Set off from Corpus Christi on a very windy morning. Thought I would try and hug the coast. To see the route I took, and also the rest of my journey thus far click here
Not easy to do as there are acres of salt marshes and refinery after
refinery in the way. This is not a pretty route. However, I did see some interesting wildlife. The sort you normally associate with zoos.
Pelicans for instance. Plenty of those. The constant wind means that the birds just seem to hover.
However, not all of them seem to be that good at it. I drove along the coast out of town along a causeway which passed the aircraft carrier USS Lexington.

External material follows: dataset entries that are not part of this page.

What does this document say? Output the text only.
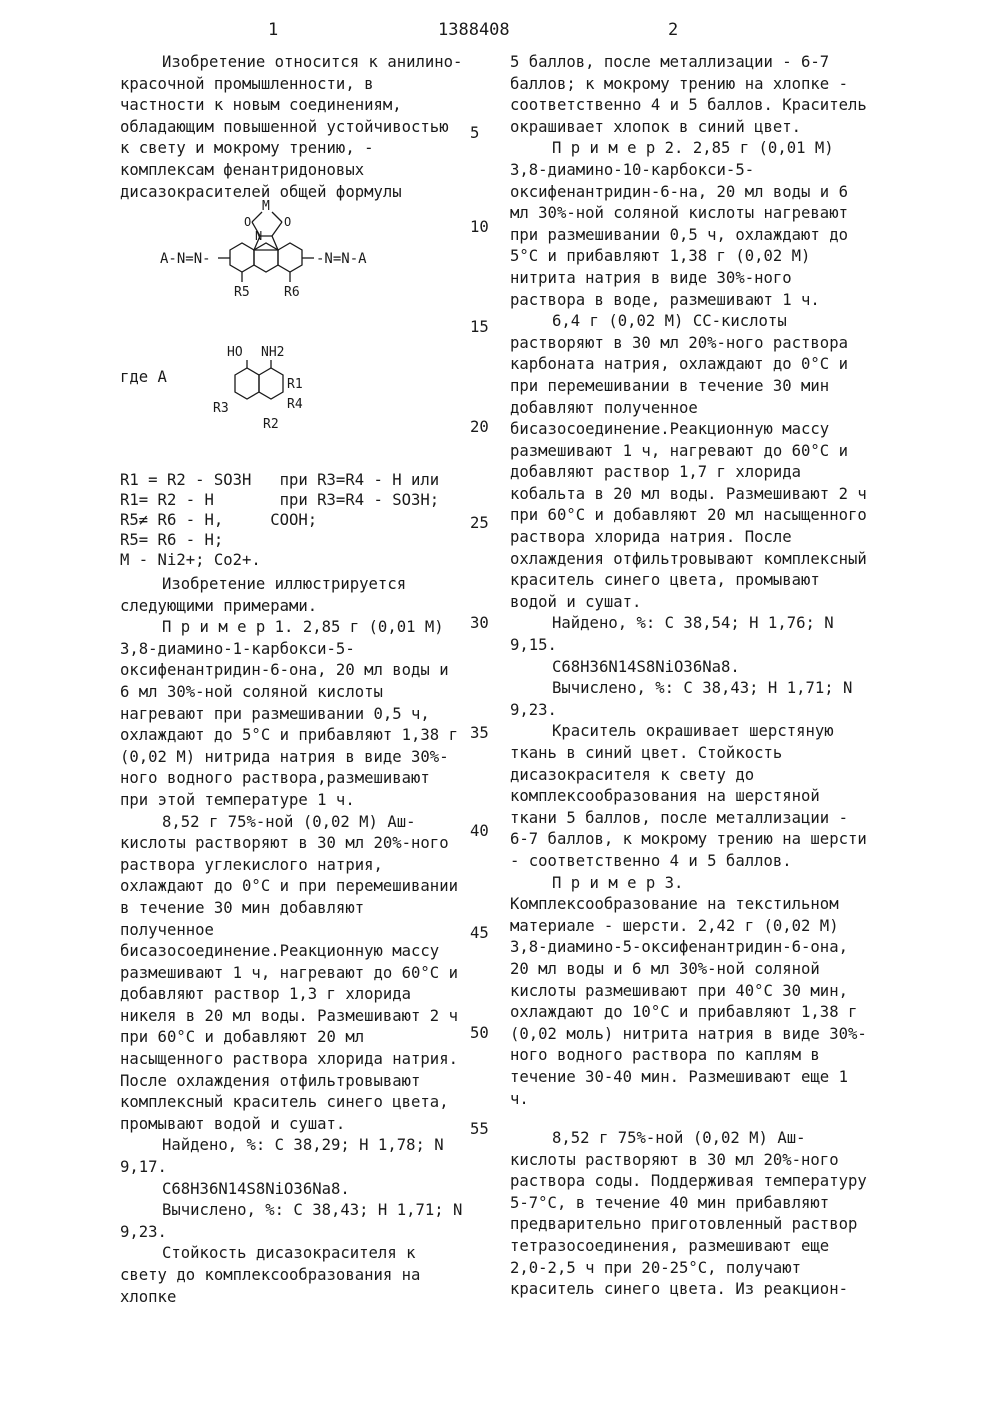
1	1388408	2

Изобретение относится к анилино-красочной промышленности, в частности к новым соединениям, обладающим повышенной устойчивостью к свету и мокрому трению, - комплексам фенантридоновых дисазокрасителей общей формулы

A-N=N-	-N=N-A
M
O
N
O
R5	R6
где А
HO NH2
R1
R4
R3
R2

R1 = R2 - SO3H   при R3=R4 - H или

R1= R2 - H       при R3=R4 - SO3H;

R5≠ R6 - H,     COOH;

R5= R6 - H;

M - Ni2+; Co2+.

Изобретение иллюстрируется следующими примерами.

П р и м е р 1. 2,85 г (0,01 М) 3,8-диамино-1-карбокси-5-оксифенантридин-6-она, 20 мл воды и 6 мл 30%-ной соляной кислоты нагревают при размешивании 0,5 ч, охлаждают до 5°С и прибавляют 1,38 г (0,02 М) нитрида натрия в виде 30%-ного водного раствора,размешивают при этой температуре 1 ч.

8,52 г 75%-ной (0,02 М) Аш-кислоты растворяют в 30 мл 20%-ного раствора углекислого натрия, охлаждают до 0°С и при перемешивании в течение 30 мин добавляют полученное бисазосоединение.Реакционную массу размешивают 1 ч, нагревают до 60°С и добавляют раствор 1,3 г хлорида никеля в 20 мл воды. Размешивают 2 ч при 60°С и добавляют 20 мл насыщенного раствора хлорида натрия. После охлаждения отфильтровывают комплексный краситель синего цвета, промывают водой и сушат.

Найдено, %: С 38,29; Н 1,78; N 9,17.

C68H36N14S8NiO36Na8.

Вычислено, %: С 38,43; Н 1,71; N 9,23.

Стойкость дисазокрасителя к свету до комплексообразования на хлопке

5
10
15
20
25
30
35
40
45
50
55

5 баллов, после металлизации - 6-7 баллов; к мокрому трению на хлопке - соответственно 4 и 5 баллов. Краситель окрашивает хлопок в синий цвет.

П р и м е р 2. 2,85 г (0,01 М) 3,8-диамино-10-карбокси-5-оксифенантридин-6-на, 20 мл воды и 6 мл 30%-ной соляной кислоты нагревают при размешивании 0,5 ч, охлаждают до 5°С и прибавляют 1,38 г (0,02 М) нитрита натрия в виде 30%-ного раствора в воде, размешивают 1 ч.

6,4 г (0,02 М) СС-кислоты растворяют в 30 мл 20%-ного раствора карбоната натрия, охлаждают до 0°С и при перемешивании в течение 30 мин добавляют полученное бисазосоединение.Реакционную массу размешивают 1 ч, нагревают до 60°С и добавляют раствор 1,7 г хлорида кобальта в 20 мл воды. Размешивают 2 ч при 60°С и добавляют 20 мл насыщенного раствора хлорида натрия. После охлаждения отфильтровывают комплексный краситель синего цвета, промывают водой и сушат.

Найдено, %: С 38,54; Н 1,76; N 9,15.

C68H36N14S8NiO36Na8.

Вычислено, %: С 38,43; Н 1,71; N 9,23.

Краситель окрашивает шерстяную ткань в синий цвет. Стойкость дисазокрасителя к свету до комплексообразования на шерстяной ткани 5 баллов, после металлизации - 6-7 баллов, к мокрому трению на шерсти - соответственно 4 и 5 баллов.

П р и м е р 3. Комплексообразование на текстильном материале - шерсти. 2,42 г (0,02 М) 3,8-диамино-5-оксифенантридин-6-она, 20 мл воды и 6 мл 30%-ной соляной кислоты размешивают при 40°С 30 мин, охлаждают до 10°С и прибавляют 1,38 г (0,02 моль) нитрита натрия в виде 30%-ного водного раствора по каплям в течение 30-40 мин. Размешивают еще 1 ч.

8,52 г 75%-ной (0,02 М) Аш-кислоты растворяют в 30 мл 20%-ного раствора соды. Поддерживая температуру 5-7°С, в течение 40 мин прибавляют предварительно приготовленный раствор тетразосоединения, размешивают еще 2,0-2,5 ч при 20-25°С, получают краситель синего цвета. Из реакцион-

The roadway was covered in the remains of gulls that had been too slow to get out of the way, or suddenly the wind had stopped and they had crashed down onto the asphalt to be splattered by an 18 wheel semi.
An hour out of Corpus and I was steaming along quite happily when suddenly I was alerted to the fact I was very hungry, not having eaten since last night. Everywhere you drive in the populated areas there seems to be restaurants, a bewildering mix of chains you have heard of and ones that you haven’t.
This time there were none. When you grow used to having your sense assaulted by billboards and massive signs, the reason the signs are so large and so tall is so that they can be seen from the Interstate and from a long way off, giving people time to start salivating before the off ramp.
It is quite an industry. One billboard for a billboard manufacturer read “No sign for your business? A sign of no business.”.
Food came there none. At last in the middle of nowhere a branch of Dairy Queen.
Dairy Queen is legendary in the Mid-West and the southern states in particular, and is synonymous with small-town America. No idea why they have not tried to open in the UK.
They may have been losing market share lately; it looks like they are rebranding as “DQ” as all of their advertising that I have seen suggest this is the case. However, this branch was still an original.
It was manned/womaned by a couple of “seniors” and was deserted.
“What y’all havin’?
“Um, the Hunger Buster Combo please”
“Comin’ right up’”
I sat and read the paper having fixed myself a gallon of calorie free lemonade from the drinks dispenser.
Maybe my stomach has expanded but the “Hunger Buster” was frankly a little disappointing.
This is a chain steeped in legend and part of the American psyche.
As I munched half-heartedly on the “buster” I started to read the disposable paper tray covering. It would appear that Dairy Queen is aware of their place in American History so they invite customers to contribute their Dairy Queen stories. The one I read was from memory pretty much as follows:
“When my Uncle was diagnosed with cancer I would take the children to visit with him. The last time we went before the good Lord called him home. We took him to the Dairy Queen in Missoula even though he wasn’t feeling too good at the time..”
It didn’t put me off my food but it didn’t make for uplifting reading in my eyes.
As I reflected on this tale, and the fact that I should have carried on until I found another food outlet, the door opened and a whole bunch of workers came in sat down and ordered similar meals. They had been doing some road repairs. This would spur them on to have it finished in no time so they could go somewhere with a slightly more enticing menu.
Back on the road again and I passed the Clemens Correctional facility and saw prisoners in uniforms (they don’t have arrows on, them they are white) doing manual work mowing grass and such. Despite evidence of it having “trusty” inmates who are allowed out (presumably under supervision) there are still plenty of signs on the road that read “Prison area! do not pick up hitchhikers”.
The grim blockhouse was surrounded by miles of razor wire. The only way anyone was going to escape from there was by rocket.
The flora and the fauna are changing as I move further along the coast. Although I had not seen the sea for a while I was travelling through the “Double Bayou” area not far from Galveston. Road kill still had a high number of racoons, however, fewer armadillo. In a grisly first I saw my first turtle corpse and a smallish alligator. I will have to watch it if I suddenly get caught short and need to hop into a bush by the roadside.
As evening arrived I stopped at Port Arthur.
It is a fairly grim place and is notable as being the birthplace of Janis Joplin. I can see why she fled to San Francisco.
A mildly depressing day all in all but one that I would not have missed for the world.